Photoelectrochemical Materials Research

NREL's photoelectrochemical (PEC) materials research focuses on proton exchange membrane (PEM) electrolysis materials and catalysts.

Proton Exchange Membrane Electrolysis Materials

Images of sputter deposition on heated substrate, X-ray photoelectron spectroscopy, and rotating disc electrode measurements.

Our electrolysis materials research pursues platinum group metal-free catalysts to reduce the cost of PEM fuel cells while retaining high performance. Understanding catalysts with a heterogenous structure is limited by information depth and spatial resolution of common characterization techniques. We use sputtered thin films as a promising model system to study the oxygen evolution reaction active sites, in conjunction with surface analysis and electrocatalytic performance measurements, because of their potentially smooth and homogenous surface.
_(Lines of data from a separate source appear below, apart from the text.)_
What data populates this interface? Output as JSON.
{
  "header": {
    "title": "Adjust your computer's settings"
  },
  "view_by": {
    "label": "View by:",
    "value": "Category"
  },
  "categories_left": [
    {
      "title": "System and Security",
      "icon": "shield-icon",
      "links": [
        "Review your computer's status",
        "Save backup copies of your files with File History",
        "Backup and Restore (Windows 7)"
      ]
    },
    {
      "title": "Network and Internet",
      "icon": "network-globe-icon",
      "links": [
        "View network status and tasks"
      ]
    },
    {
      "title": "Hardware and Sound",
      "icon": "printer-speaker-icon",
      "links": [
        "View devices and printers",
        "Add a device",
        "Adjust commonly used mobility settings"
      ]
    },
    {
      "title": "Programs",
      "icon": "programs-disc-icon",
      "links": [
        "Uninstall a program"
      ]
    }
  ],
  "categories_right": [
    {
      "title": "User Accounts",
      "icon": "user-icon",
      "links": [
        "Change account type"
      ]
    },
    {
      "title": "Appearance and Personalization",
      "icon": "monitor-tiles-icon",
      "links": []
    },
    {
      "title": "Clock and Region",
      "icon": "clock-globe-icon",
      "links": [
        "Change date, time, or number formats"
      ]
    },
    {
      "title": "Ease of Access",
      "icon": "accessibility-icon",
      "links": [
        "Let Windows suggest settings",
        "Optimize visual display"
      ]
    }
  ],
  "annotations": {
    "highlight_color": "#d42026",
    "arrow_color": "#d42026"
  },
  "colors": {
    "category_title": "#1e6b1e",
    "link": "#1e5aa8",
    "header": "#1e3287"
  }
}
For more information, see X-Ray Photoelectron Spectroscopy and Rotating Disk Electrode Measurements of Smooth Sputtered Fe-N-C Films, Applied Surface Science (2020).

Photoelectrochemical Catalysts

Chart measuring PEC catalysts

Our PEC catalyst research focuses on using established semiconductor processing techniques to improve structural quality and increase performance of new materials for water splitting and solar fuel production using photoelectrochemical methods. We also discover new materials for these (photo)electrochemical applications, mainly focused on the development of new photocathodes with improved selectivity for hydrogen or carbon dioxide reduction, as well as complementary photoanodes.

For more information, see the following publications: 

MgxZn1-xO Contact to CuGa3Se5 Absorber for Photovoltaic and Photoelectrochemical Devices, Journal of Physics: Energy (2021)

Design of Semiconducting Tetrahedral Mn1−xZnxOAlloys and Their Application to Solar Water Splitting, Phys. Rev. X (2015).


NREL's work on photoelectrocatalytic and electrocatalytic materials research for sustainable hydrogen production and utilization is funded by the U.S. Department of Energy (DOE) Office of Energy Efficiency and Renewable Energy, Hydrogen and Fuel Cell Technologies Office. The work on photoelectrocatalytic materials research for carbon dioxide reduction is funded by DOE's Office of Science, Basic Energy Sciences.

Inspired by photosynthesis in plants, we are designing materials that can convert sunlight into chemical energy using only components of air: water and carbon dioxide. The Liquid Sunlight Alliance is one of two projects in the Fuels from Sunlight Energy Innovation Hub funded by the DOE Office of Science, Basic Energy Sciences.
HydroGEN is a consortium of six DOE national laboratories that will address advanced water-splitting materials challenges by making unique, world-class national lab capabilities in photoelectrochemical, solar thermochemical, and low- and high-temperature electrolytic water splitting more accessible to academia, industry, and other national labs.
ElectroCat's national laboratory partners advance the tools needed to model, characterize, and optimize platinum group metal-free -catalysts and electrode structures to the point that they are easily applied to a broad range of catalyst systems and set a standard for rapid material analysis.